SiteOne Landscape Supply, Inc. - (SITE)
10-K Filing Date: February 22, 2024
Item 1C. Cybersecurity
Risk Management and Strategy
We maintain an information security program designed to detect, identify, manage, and protect against cybersecurity and other data security threats to our information technology systems. This information security program is based in-part on, and is periodically measured against, the National Institute of Standards and Technology (“NIST”) framework. Risks identified by our information security program are monitored and analyzed to determine the severity and likelihood of occurrence. IT risks are incorporated into our annual Enterprise Risk Management process and are presented to the Audit Committee annually.
Additionally, in furtherance of detecting, identifying, managing, and protecting against cybersecurity and other data security threats, we also:
•utilize Geo-IP blocking to restrict access from outside North America to our external networks, systems, and websites;
•maintain established information security policies and processes;
•provide regular security and privacy workforce training to instruct all associates on identifying and safeguarding against cybersecurity concerns;
•deploy regular network and endpoint software updates on all company-managed systems and workstations to detect and prevent, among others, viruses, malicious code, unauthorized access, and phishing attempts;
•maintain a disaster recovery plan, and perform at least two disaster recovery exercises annually to validate and optimize our recovery efforts in event of a cybersecurity incident;
•conduct quarterly phishing exercises for all associates and, if necessary, additional training or remedial action is taken;
•regularly engage third-party cybersecurity experts to conduct vulnerability assessments and penetration testing on our information networks, systems, and applications; and
•maintain cybersecurity liability insurance.
We also have an incident response plan that includes procedures to notify, triage, contain, and investigate material cybersecurity incidents.

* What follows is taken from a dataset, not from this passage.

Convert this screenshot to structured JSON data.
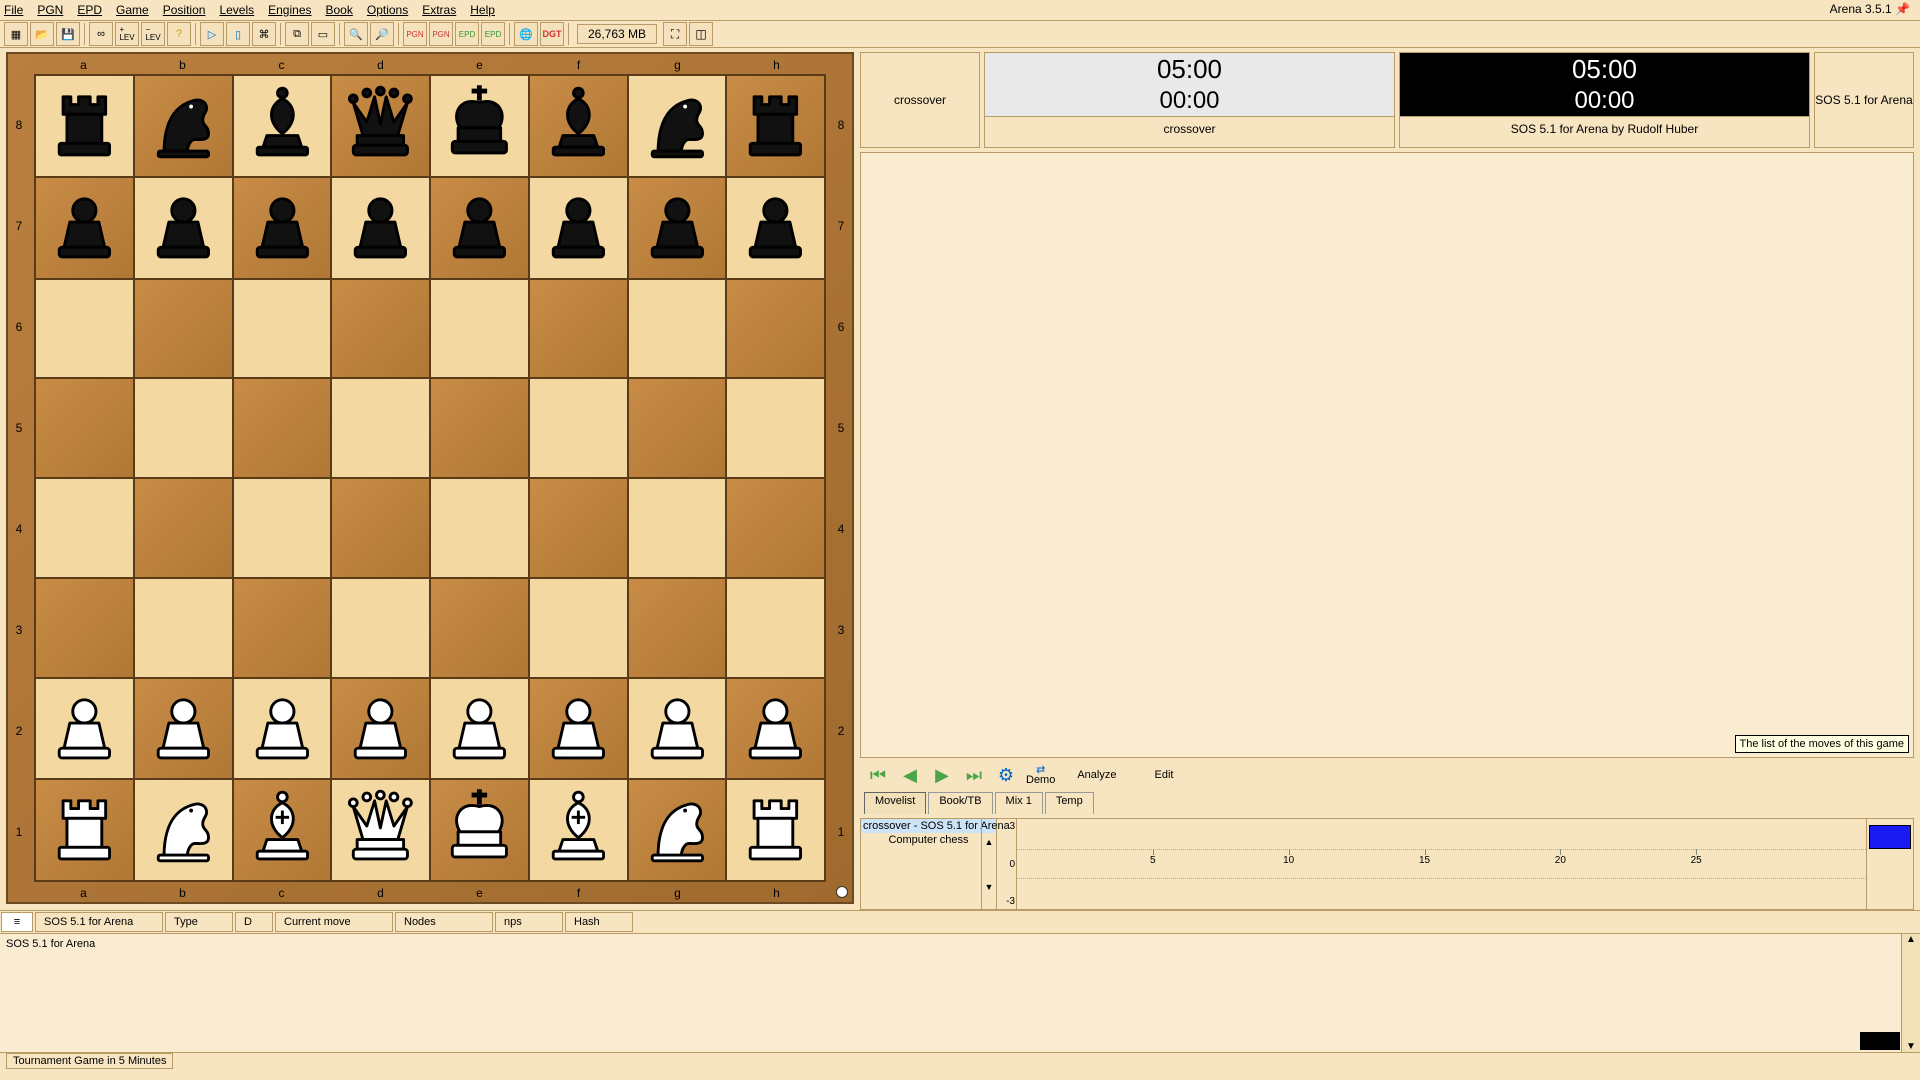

In connection with such plan, we retain a leading cybersecurity incident response firm to provide immediate support in the event of a material cybersecurity incident.
32
Cybersecurity risks related to third-party IT providers and solutions are managed as part of our vendor security protocol that includes vendors, software, and cloud-based service providers. We partner with our vendors to minimize the customer data needed to provide services and ensure compliance with regulations. Vendors are reviewed annually to identify any changes to services, data requirements, and associated security and protections. Where applicable, vendors are contractually bound to protect customer data and support enforcement of all regulatory requirements. We proactively evaluate the cybersecurity risk of third-party IT providers and solutions by utilizing a repository of risk assessments and an external monitoring solution that includes threat intelligence to better inform us during contracting and vendor selection processes. When third party risks are identified, we require those third parties to agree by contract to implement appropriate security controls or refrain from doing business with them. Security issues are documented, tracked, and periodic monitoring is conducted for third parties in order to mitigate risk.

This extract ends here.